Touloumi G, Samoli E, Pipikou M, Le Tertre A, Atkinson R, Katsouyanni K
Department of Hygiene and Epidemiology, Athens Medical School, Athens, Greece.
Stat Med. 2006 Dec 30;25(24):4164-78. doi: 10.1002/sim.2681.
A major statistical challenge in air pollution and health time-series studies is to adequately control for confounding effects of time-varying covariates. Daily health outcome counts are most commonly analysed by Poisson regression models, adjusted for overdispersion, with air pollution levels included as a linear predictor and smooth functions for calendar time and weather variables to adjust for time-varying confounders. Various smoothers have been used so far, but the optimal strategy for choosing smoothers and their degree of smoothing remains controversial. In this work, we evaluate the performance of various smoothers with different criteria for choosing the degree of smoothing in terms of bias and efficiency of the air pollution effect estimate in a simulation study. The evaluated approaches were also applied to real mortality data from 22 European cities. The simulation study imitated a multi-city study. Data were generated from a fully parametric model. Model selection methods which optimize prediction may lead to increased biases in the air pollution effect estimate. Minimization of the absolute value of the sum of the partial autocorrelation function of the model's residuals (PACF), as a criterion to choose the degree of smoothness, gave the smallest biases. The penalized splines (PS) method with a large number of effective dfs (e.g. 8-12 per year) could be used as the basic, relatively conservative, analysis whereas the PS and natural splines in combination with PACF could be applied to provide a reasonable range of the effect estimate.

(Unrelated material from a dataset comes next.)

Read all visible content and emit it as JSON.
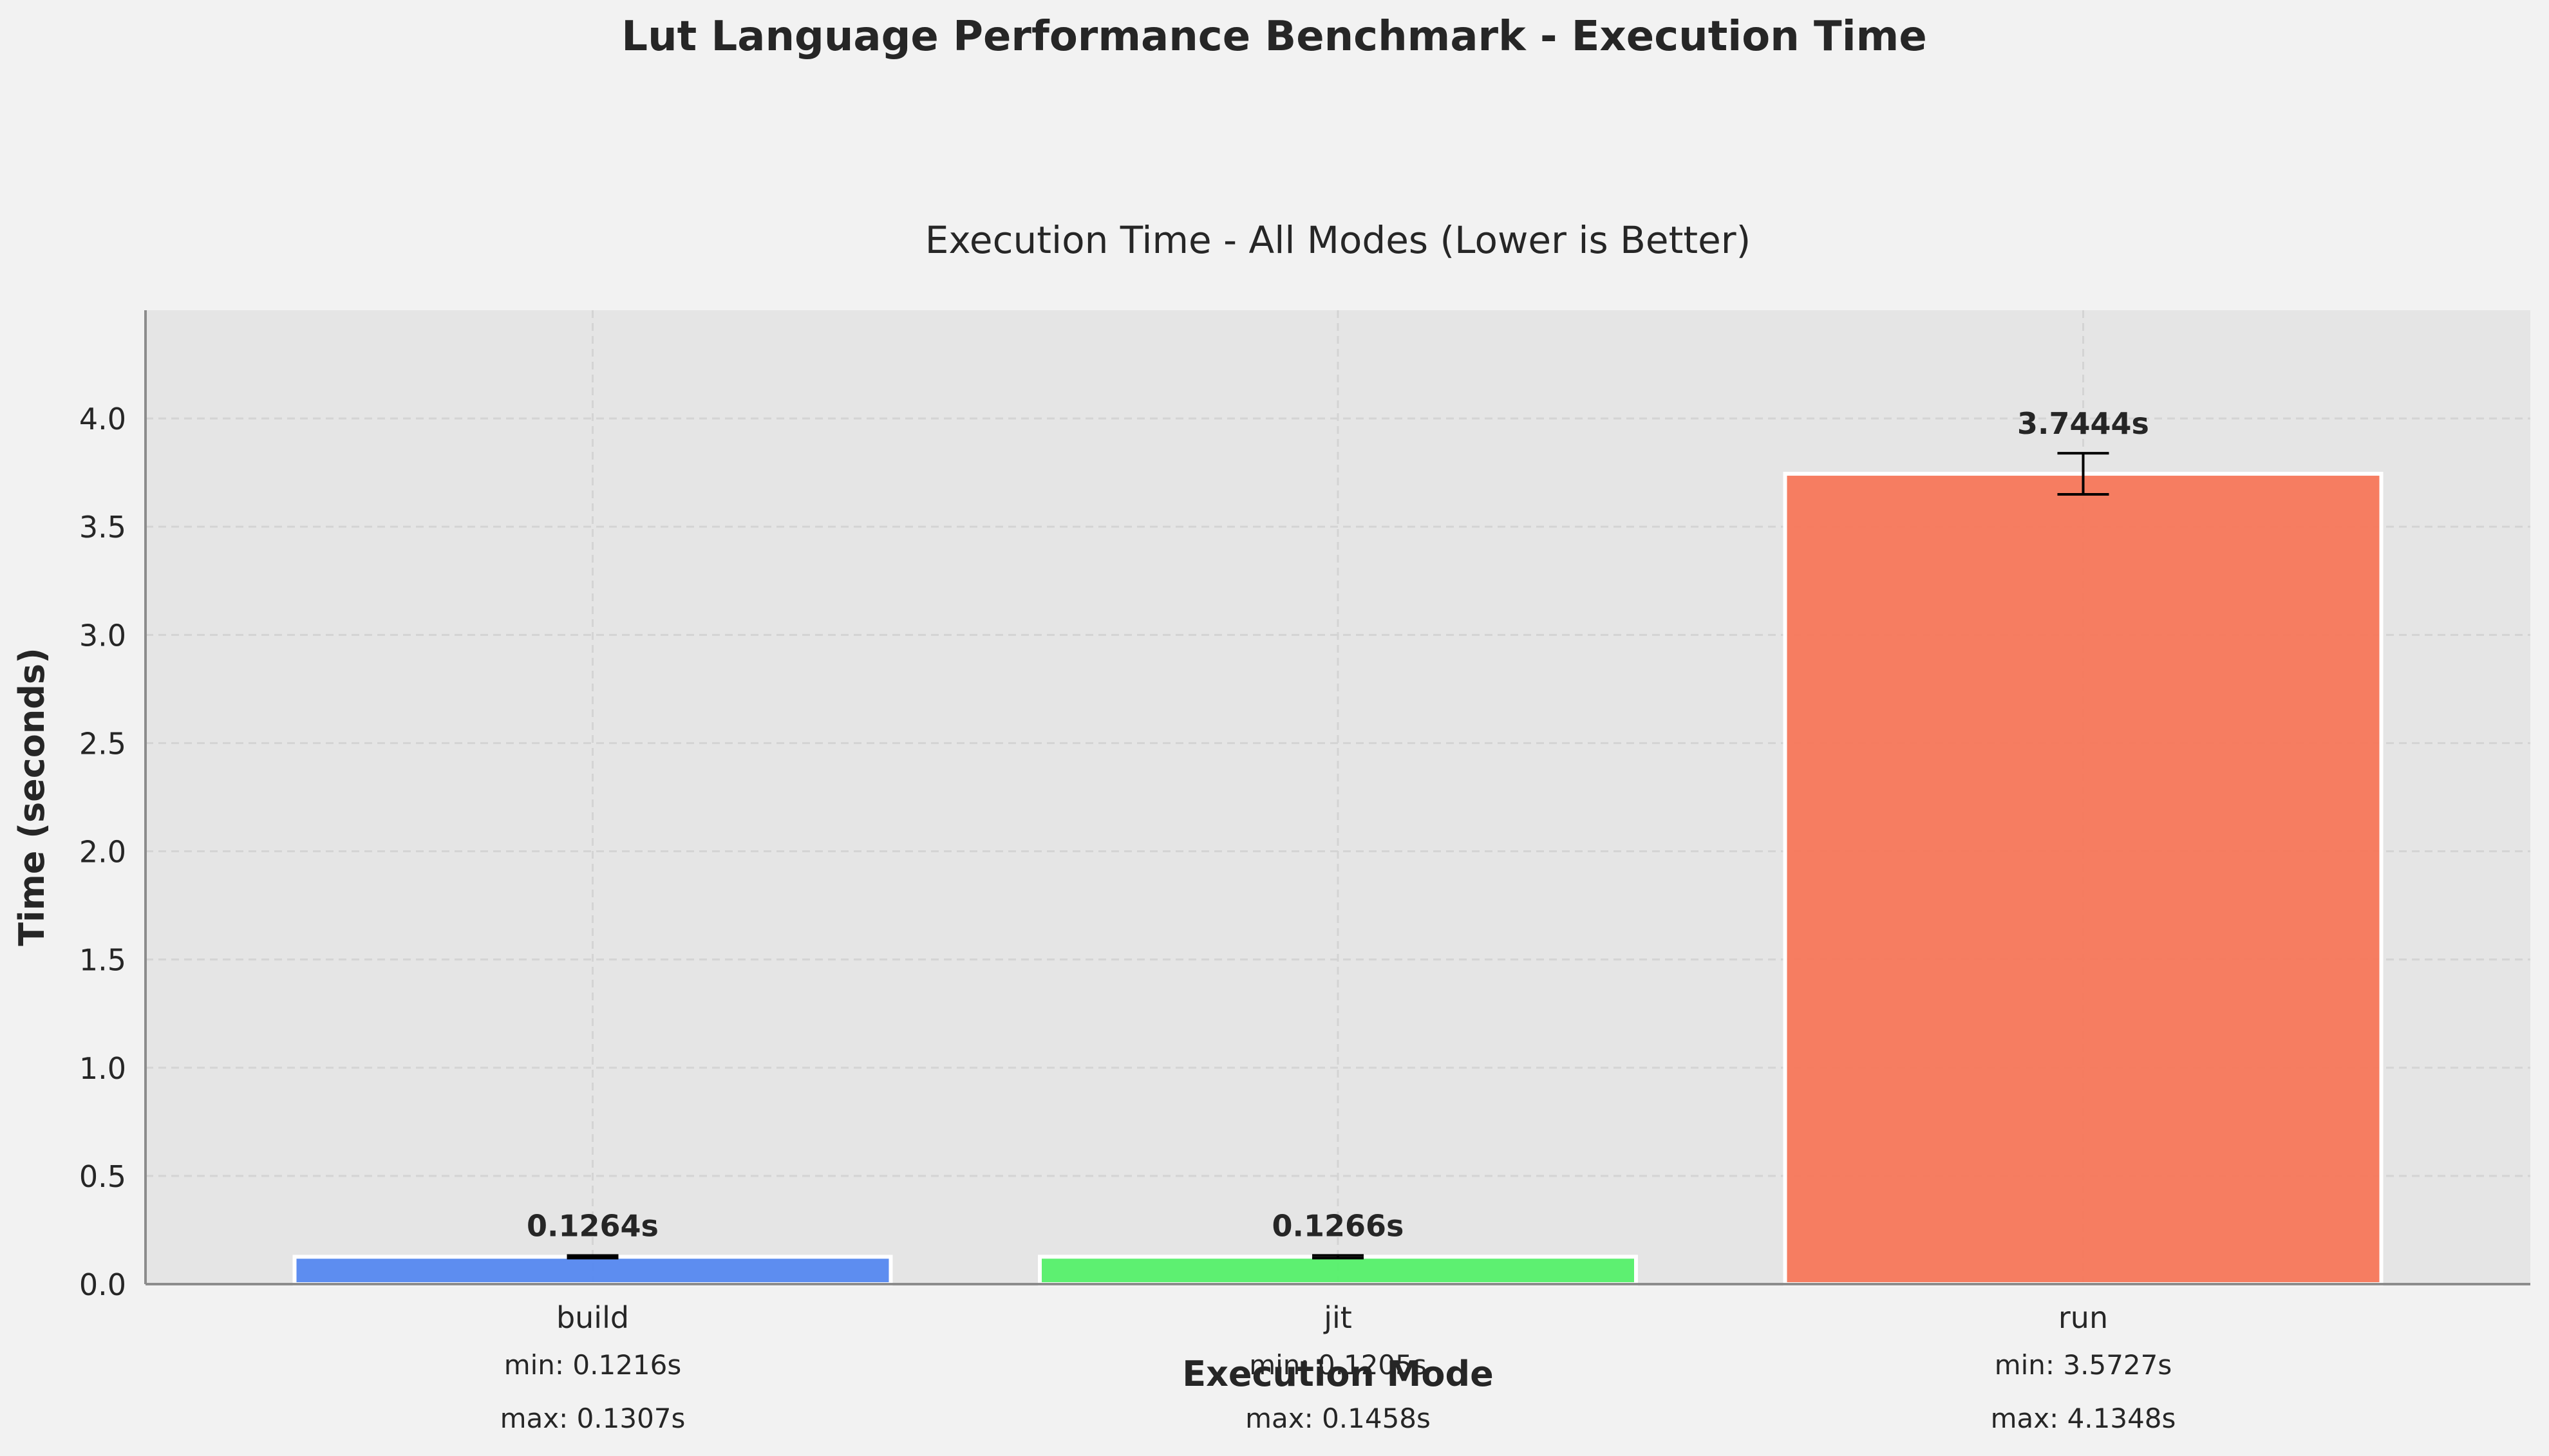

空气污染与健康时间序列研究中的一个主要统计挑战是充分控制随时间变化的协变量的混杂效应。每日健康结果计数最常通过泊松回归模型进行分析,并针对过度分散进行调整,将空气污染水平作为线性预测变量纳入,并使用日历时间和天气变量的平滑函数来调整随时间变化的混杂因素。到目前为止,已经使用了各种平滑方法,但选择平滑方法及其平滑程度的最佳策略仍存在争议。在这项工作中,我们在一项模拟研究中,根据空气污染效应估计的偏差和效率,用不同的平滑程度选择标准评估了各种平滑方法的性能。所评估的方法也应用于来自22个欧洲城市的实际死亡率数据。模拟研究模仿了一项多城市研究。数据由一个完全参数化模型生成。优化预测的模型选择方法可能会导致空气污染效应估计中的偏差增加。将模型残差的偏自相关函数(PACF)之和的绝对值最小化作为选择平滑程度的标准,产生的偏差最小。具有大量有效自由度(例如每年8 - 12个)的惩罚样条(PS)方法可以用作基本的、相对保守的分析方法,而PS和自然样条与PACF相结合可用于提供合理的效应估计范围。